12 Steps to Change

    Step 2: Hope - Preston’s Story on Drug Addiction Recovery

    Step 2

    Preston's story on drug addiction recovery using the 12 steps program.3:42

    Preston was living in a basement with his brother, who was also addicted to heroin and cocaine, when their intense cravings finally drove them to steal. Preston wondered if he could ever be forgiven, so he prayed to find out. The hope he felt in response to his prayer was the beginning of a miraculous recovery.

    Step 2 - Hope: Come to believe that the power of God can restore you to complete spiritual health.

    Those who face addictions often struggle with the consequences of their choices for many years, sometimes for their whole lives. The outcomes that are portrayed in this video series do not reflect the possible range of outcomes that may be experienced by others. If you or someone you love is experiencing these challenges, or would like more information about addiction recovery, please visit addictionrecovery.lds.org.

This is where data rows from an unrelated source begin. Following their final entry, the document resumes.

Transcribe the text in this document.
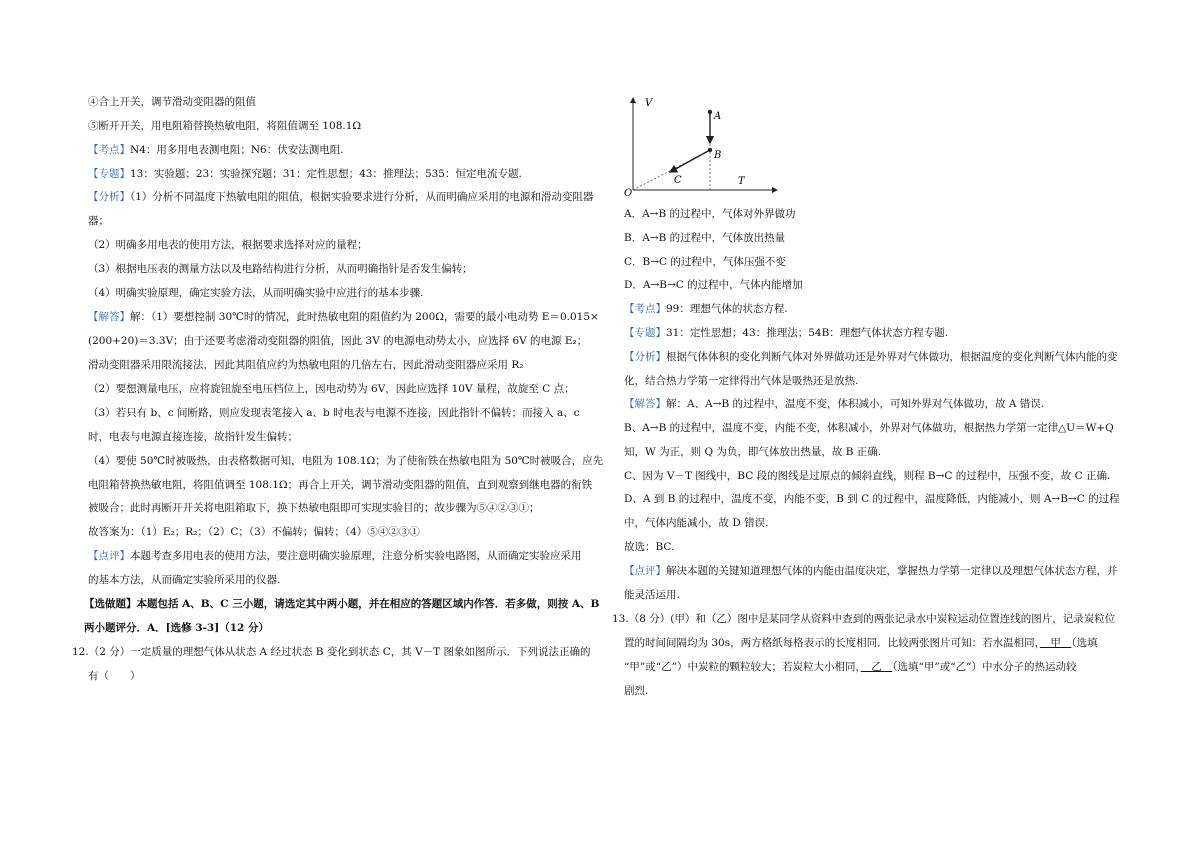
④合上开关，调节滑动变阻器的阻值
⑤断开开关，用电阻箱替换热敏电阻，将阻值调至 108.1Ω
【考点】N4：用多用电表测电阻；N6：伏安法测电阻.
【专题】13：实验题；23：实验探究题；31：定性思想；43：推理法；535：恒定电流专题.
【分析】（1）分析不同温度下热敏电阻的阻值，根据实验要求进行分析，从而明确应采用的电源和滑动变阻器
器；
（2）明确多用电表的使用方法，根据要求选择对应的量程；
（3）根据电压表的测量方法以及电路结构进行分析，从而明确指针是否发生偏转；
（4）明确实验原理，确定实验方法，从而明确实验中应进行的基本步骤.
【解答】解：（1）要想控制 30℃时的情况，此时热敏电阻的阻值约为 200Ω，需要的最小电动势 E＝0.015×
(200+20)＝3.3V；由于还要考虑滑动变阻器的阻值，因此 3V 的电源电动势太小，应选择 6V 的电源 E₂；
滑动变阻器采用限流接法，因此其阻值应约为热敏电阻的几倍左右，因此滑动变阻器应采用 R₂
（2）要想测量电压，应将旋钮旋至电压档位上，因电动势为 6V，因此应选择 10V 量程，故旋至 C 点；
（3）若只有 b、c 间断路，则应发现表笔接入 a、b 时电表与电源不连接，因此指针不偏转；而接入 a、c
时，电表与电源直接连接，故指针发生偏转；
（4）要使 50℃时被吸热，由表格数据可知，电阻为 108.1Ω；为了使衔铁在热敏电阻为 50℃时被吸合，应先
电阻箱替换热敏电阻，将阻值调至 108.1Ω；再合上开关，调节滑动变阻器的阻值，直到观察到继电器的衔铁
被吸合；此时再断开开关将电阻箱取下，换下热敏电阻即可实现实验目的；故步骤为⑤④②③①；
故答案为：（1）E₂；R₂；（2）C；（3）不偏转；偏转；（4）⑤④②③①
【点评】本题考查多用电表的使用方法，要注意明确实验原理，注意分析实验电路图，从而确定实验应采用
的基本方法，从而确定实验所采用的仪器.
【选做题】本题包括 A、B、C 三小题，请选定其中两小题，并在相应的答题区域内作答．若多做，则按 A、B
两小题评分．A．[选修 3-3]（12 分）
12.（2 分）一定质量的理想气体从状态 A 经过状态 B 变化到状态 C，其 V－T 图象如图所示．下列说法正确的
有（　　）
V
T
O
A
B
C
A．A→B 的过程中，气体对外界做功
B．A→B 的过程中，气体放出热量
C．B→C 的过程中，气体压强不变
D．A→B→C 的过程中，气体内能增加
【考点】99：理想气体的状态方程.
【专题】31：定性思想；43：推理法；54B：理想气体状态方程专题.
【分析】根据气体体积的变化判断气体对外界做功还是外界对气体做功，根据温度的变化判断气体内能的变
化，结合热力学第一定律得出气体是吸热还是放热.
【解答】解：A、A→B 的过程中，温度不变，体积减小，可知外界对气体做功，故 A 错误.
B、A→B 的过程中，温度不变，内能不变，体积减小，外界对气体做功，根据热力学第一定律△U＝W+Q
知，W 为正，则 Q 为负，即气体放出热量，故 B 正确.
C、因为 V－T 图线中，BC 段的图线是过原点的倾斜直线，则程 B→C 的过程中，压强不变，故 C 正确.
D、A 到 B 的过程中，温度不变，内能不变，B 到 C 的过程中，温度降低，内能减小，则 A→B→C 的过程
中，气体内能减小，故 D 错误.
故选：BC.
【点评】解决本题的关键知道理想气体的内能由温度决定，掌握热力学第一定律以及理想气体状态方程，并
能灵活运用.
13.（8 分）(甲）和（乙）图中是某同学从资料中查到的两张记录水中炭粒运动位置连线的图片，记录炭粒位
置的时间间隔均为 30s，两方格纸每格表示的长度相同．比较两张图片可知：若水温相同，　甲　（选填
“甲”或“乙”）中炭粒的颗粒较大；若炭粒大小相同，　乙　（选填“甲”或“乙”）中水分子的热运动较
剧烈.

      By my house there's this road, and I remember thinking, if this depression didn't go away, if I really just wanted to off myself, I could hit this bump in the road. There's a pull off to the right side, and it would be over.

      My story starts in 2006. After running and gunning for a few years with my brother, using heroin, cocaine, I didn't like who I was or who I was becoming, but I didn't think there was a way back. I remember my brother and I were living in a basement. We were craving like crazy. You know, it had been probably 48 hours since we had used, and it got to the point where I felt that I needed to use as much as I needed to breathe. One of our dealers told us that you could steal 509s, or 509s Levi's, and trade to the Mexican mafia for heroin balloons. I was really scared, and I think I was more scared for my brother's life than I was for my own. Battling addiction, you typically don't do it alone. You're with a lot of friends, and after a period of time, you're going to lose a friend or two or three or four.

      My rock bottom was fear. One day we'd come home, and I didn't know really what was going on. We're sitting around as a family. They said, "We want to talk about this drug problem." They went around and started talking about how they wanted us to stop, and I remember, you know, lying. What really touched me is my littlest brother, Jeremy. I could tell he didn't quite understand what was going on. And he looked at me, he says, "I just want my brother back." And that was the beginning of a turning point for me.

      So I remember sitting there in rehab, and I remember seeing these guys who had some sobriety, and they seemed to be happy. I wasn't happy inside. I had a lot of shame. I felt I wasn't deserving of God's love. And when they started talking about step 2, that my spiritual health could be restored, that was fascinating to me. I had to know, and particularly, I had to know if I could be forgiven, because I was convinced that if I didn't get an answer, that there was really no hope. Why be here?

      So that night as I got on my knees, I didn't even get a word out. I couldn't even get a word out, because I had an overwhelming--an overwhelming sense of love. That feeling lasted for, it seemed like 10 minutes. I just sat there in awe, just feeling this power, this overwhelming sense of peace that I'd never felt my entire life. And that was the beginning of my recovery. That's when I knew that, "OK. All right. He's there. He's there."